De eerste blik de volgende morgen gaat naar de hemel: zon! Het Toscane van de Eifel roept! Na een terrasontbijt maak ik mij op om naar Ripsdorf te trekken. De kerk van het kleine plaatsje is het startpunt van mijn wandeling. Die leidt mij niet over het bekende, in totaal 313 kilometer lange wandelpad Eifelsteig. Veeleer wil ik enkele van de veelzijdige, thematisch ingedeelde 18 EifelSpuren en 94 EifelSchleifen ontdekken, de kortere plaatselijke wandelroutes door de noordelijke Eifel.
Ik volg vandaag een EifelSpur, steek, zoals bewegwijzerd, de Hauptstraße over en wandel uit de gemeente. Het pad voert in oostelijke richting, de zon tegemoet. Bij het begin knarsen nog kiezels onder mijn laarzen, maar al snel wandel ik verder op weidepaden die omzoomd zijn door hoog struisgras. Voor mij opent zich de blik op de zachte heuvels van de noordelijke Eifel, die zich tot aan de horizon uitstrekken. Ik verwonder mij over de afwisselende scène: kleine bosjes, die in een geometrisch patchwork van akkers dennengroene accenten leggen, Eifelkoeien die in de schaduw hun ontbijt verder kauwen, en boeren die hoog op de tractor het hooi inrijden. Een aangenaam windje draagt het tsjirpen van de vogels en de geur van gras en warme aarde over de laatzomerse velden en weiden.

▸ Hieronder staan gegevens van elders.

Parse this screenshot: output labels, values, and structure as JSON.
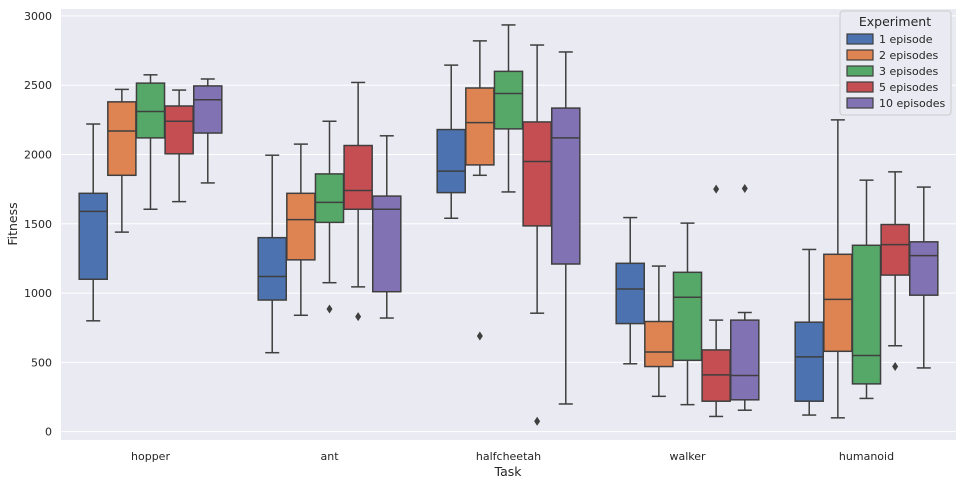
{
  "chart_data": {
    "type": "boxplot",
    "title": "",
    "xlabel": "Task",
    "ylabel": "Fitness",
    "ylim": [
      -60,
      3050
    ],
    "yticks": [
      0,
      500,
      1000,
      1500,
      2000,
      2500,
      3000
    ],
    "categories": [
      "hopper",
      "ant",
      "halfcheetah",
      "walker",
      "humanoid"
    ],
    "legend": {
      "title": "Experiment",
      "position": "top-right"
    },
    "series": [
      {
        "name": "1 episode",
        "color": "#4c72b0",
        "boxes": [
          {
            "whisker_low": 800,
            "q1": 1100,
            "median": 1590,
            "q3": 1720,
            "whisker_high": 2220,
            "outliers": []
          },
          {
            "whisker_low": 570,
            "q1": 950,
            "median": 1120,
            "q3": 1400,
            "whisker_high": 1995,
            "outliers": []
          },
          {
            "whisker_low": 1540,
            "q1": 1725,
            "median": 1880,
            "q3": 2180,
            "whisker_high": 2645,
            "outliers": []
          },
          {
            "whisker_low": 490,
            "q1": 780,
            "median": 1030,
            "q3": 1215,
            "whisker_high": 1545,
            "outliers": []
          },
          {
            "whisker_low": 120,
            "q1": 220,
            "median": 540,
            "q3": 790,
            "whisker_high": 1315,
            "outliers": []
          }
        ]
      },
      {
        "name": "2 episodes",
        "color": "#dd8452",
        "boxes": [
          {
            "whisker_low": 1440,
            "q1": 1850,
            "median": 2170,
            "q3": 2380,
            "whisker_high": 2470,
            "outliers": []
          },
          {
            "whisker_low": 840,
            "q1": 1240,
            "median": 1530,
            "q3": 1720,
            "whisker_high": 2075,
            "outliers": []
          },
          {
            "whisker_low": 1850,
            "q1": 1925,
            "median": 2230,
            "q3": 2480,
            "whisker_high": 2820,
            "outliers": [
              690
            ]
          },
          {
            "whisker_low": 255,
            "q1": 470,
            "median": 575,
            "q3": 795,
            "whisker_high": 1195,
            "outliers": []
          },
          {
            "whisker_low": 100,
            "q1": 580,
            "median": 955,
            "q3": 1280,
            "whisker_high": 2250,
            "outliers": []
          }
        ]
      },
      {
        "name": "3 episodes",
        "color": "#55a868",
        "boxes": [
          {
            "whisker_low": 1605,
            "q1": 2120,
            "median": 2310,
            "q3": 2515,
            "whisker_high": 2575,
            "outliers": []
          },
          {
            "whisker_low": 1075,
            "q1": 1510,
            "median": 1655,
            "q3": 1860,
            "whisker_high": 2240,
            "outliers": [
              885
            ]
          },
          {
            "whisker_low": 1730,
            "q1": 2185,
            "median": 2440,
            "q3": 2600,
            "whisker_high": 2935,
            "outliers": []
          },
          {
            "whisker_low": 195,
            "q1": 515,
            "median": 970,
            "q3": 1150,
            "whisker_high": 1505,
            "outliers": []
          },
          {
            "whisker_low": 240,
            "q1": 345,
            "median": 550,
            "q3": 1345,
            "whisker_high": 1815,
            "outliers": []
          }
        ]
      },
      {
        "name": "5 episodes",
        "color": "#c44e52",
        "boxes": [
          {
            "whisker_low": 1660,
            "q1": 2005,
            "median": 2240,
            "q3": 2350,
            "whisker_high": 2465,
            "outliers": []
          },
          {
            "whisker_low": 1045,
            "q1": 1605,
            "median": 1740,
            "q3": 2065,
            "whisker_high": 2520,
            "outliers": [
              830
            ]
          },
          {
            "whisker_low": 855,
            "q1": 1485,
            "median": 1950,
            "q3": 2235,
            "whisker_high": 2790,
            "outliers": [
              75
            ]
          },
          {
            "whisker_low": 110,
            "q1": 220,
            "median": 410,
            "q3": 590,
            "whisker_high": 805,
            "outliers": [
              1750
            ]
          },
          {
            "whisker_low": 620,
            "q1": 1130,
            "median": 1350,
            "q3": 1495,
            "whisker_high": 1875,
            "outliers": [
              470
            ]
          }
        ]
      },
      {
        "name": "10 episodes",
        "color": "#8172b3",
        "boxes": [
          {
            "whisker_low": 1795,
            "q1": 2155,
            "median": 2395,
            "q3": 2495,
            "whisker_high": 2545,
            "outliers": []
          },
          {
            "whisker_low": 820,
            "q1": 1010,
            "median": 1605,
            "q3": 1700,
            "whisker_high": 2135,
            "outliers": []
          },
          {
            "whisker_low": 200,
            "q1": 1210,
            "median": 2120,
            "q3": 2335,
            "whisker_high": 2740,
            "outliers": []
          },
          {
            "whisker_low": 155,
            "q1": 230,
            "median": 405,
            "q3": 805,
            "whisker_high": 860,
            "outliers": [
              1755
            ]
          },
          {
            "whisker_low": 460,
            "q1": 985,
            "median": 1270,
            "q3": 1370,
            "whisker_high": 1765,
            "outliers": []
          }
        ]
      }
    ]
  }
}
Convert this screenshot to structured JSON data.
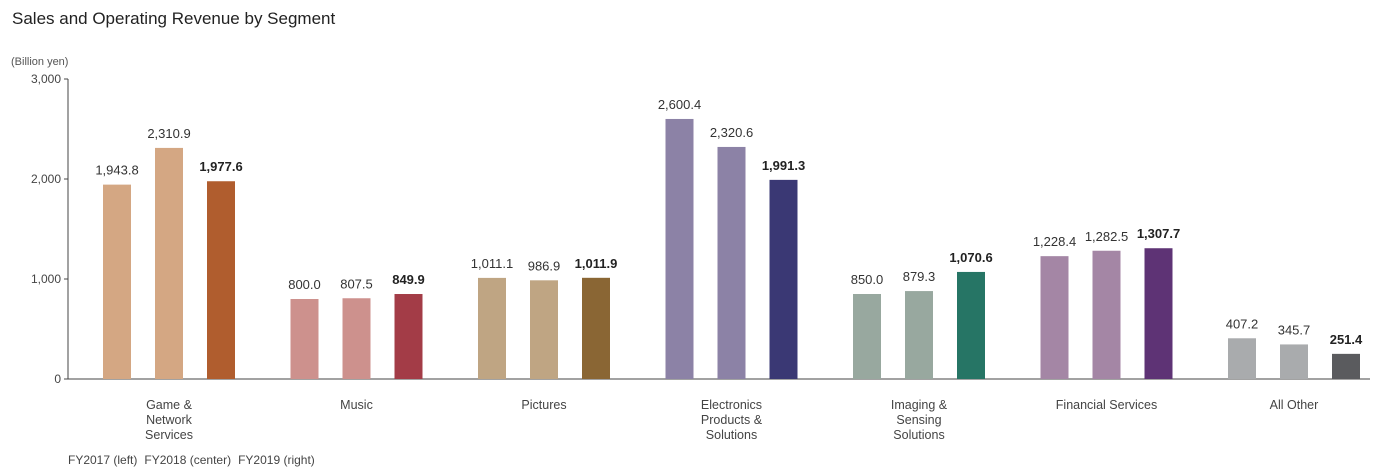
{
  "title": "Sales and Operating Revenue by Segment",
  "unit_label": "(Billion yen)",
  "legend": [
    "FY2017 (left)",
    "FY2018 (center)",
    "FY2019 (right)"
  ],
  "chart_data": {
    "type": "bar",
    "title": "Sales and Operating Revenue by Segment",
    "ylabel": "(Billion yen)",
    "ylim": [
      0,
      3000
    ],
    "yticks": [
      0,
      1000,
      2000,
      3000
    ],
    "ytick_labels": [
      "0",
      "1,000",
      "2,000",
      "3,000"
    ],
    "grid": false,
    "categories": [
      {
        "name": "Game & Network Services",
        "lines": [
          "Game &",
          "Network",
          "Services"
        ],
        "colors": [
          "#d4a783",
          "#d4a783",
          "#b05d2e"
        ]
      },
      {
        "name": "Music",
        "lines": [
          "Music"
        ],
        "colors": [
          "#cd918d",
          "#cd918d",
          "#a33c47"
        ]
      },
      {
        "name": "Pictures",
        "lines": [
          "Pictures"
        ],
        "colors": [
          "#bfa583",
          "#bfa583",
          "#8a6634"
        ]
      },
      {
        "name": "Electronics Products & Solutions",
        "lines": [
          "Electronics",
          "Products &",
          "Solutions"
        ],
        "colors": [
          "#8c82a6",
          "#8c82a6",
          "#3a3874"
        ]
      },
      {
        "name": "Imaging & Sensing Solutions",
        "lines": [
          "Imaging &",
          "Sensing",
          "Solutions"
        ],
        "colors": [
          "#98a89f",
          "#98a89f",
          "#267565"
        ]
      },
      {
        "name": "Financial Services",
        "lines": [
          "Financial Services"
        ],
        "colors": [
          "#a486a5",
          "#a486a5",
          "#5e3375"
        ]
      },
      {
        "name": "All Other",
        "lines": [
          "All Other"
        ],
        "colors": [
          "#a9abad",
          "#a9abad",
          "#5a5b5e"
        ]
      }
    ],
    "series": [
      {
        "name": "FY2017 (left)",
        "values": [
          1943.8,
          800.0,
          1011.1,
          2600.4,
          850.0,
          1228.4,
          407.2
        ],
        "labels": [
          "1,943.8",
          "800.0",
          "1,011.1",
          "2,600.4",
          "850.0",
          "1,228.4",
          "407.2"
        ]
      },
      {
        "name": "FY2018 (center)",
        "values": [
          2310.9,
          807.5,
          986.9,
          2320.6,
          879.3,
          1282.5,
          345.7
        ],
        "labels": [
          "2,310.9",
          "807.5",
          "986.9",
          "2,320.6",
          "879.3",
          "1,282.5",
          "345.7"
        ]
      },
      {
        "name": "FY2019 (right)",
        "values": [
          1977.6,
          849.9,
          1011.9,
          1991.3,
          1070.6,
          1307.7,
          251.4
        ],
        "labels": [
          "1,977.6",
          "849.9",
          "1,011.9",
          "1,991.3",
          "1,070.6",
          "1,307.7",
          "251.4"
        ]
      }
    ]
  }
}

Aan de rand van de weg heeft de natuur een bont tapijt geweven, uit witte wilde wortelen, geel Sint-Janskruid, paars knoopkruid, rozekleurige beemdkroon en piepkleine paarse Kartuizeranjers. Bijen en hommels bekijken het bloesembuffet en overleggen over de beste pollenstanden. Zo moet een weide eruitzien! Ik heb gehoord dat men hier, in de omgeving van Euskirchen, de grootste plantendiversiteit van Duitsland vindt. In de streek zet men zich bewust voor de bescherming van de biodiversiteit in door het beperken van de bemesting en late maaien. Landeigenaars en biogeografen werken daarvoor hand in hand. Ten hoogste tweemaal per jaar mag er gemaaid worden om de rijkdom te bewaren. Aan de rand van het weidetapijt gaat het over naar hazelnootstruiken met boskevers en Gelderse rozen. Een commando vogels escorteert mij naar de volgende weide koeien. Een groep van mooie, lichte herkauwers hebben zich op een zonnige hoogte verzameld, ze kijken vriendelijk-geïnteresseerd in mijn lens, zonder van hun lievelingsplekje recht te staan.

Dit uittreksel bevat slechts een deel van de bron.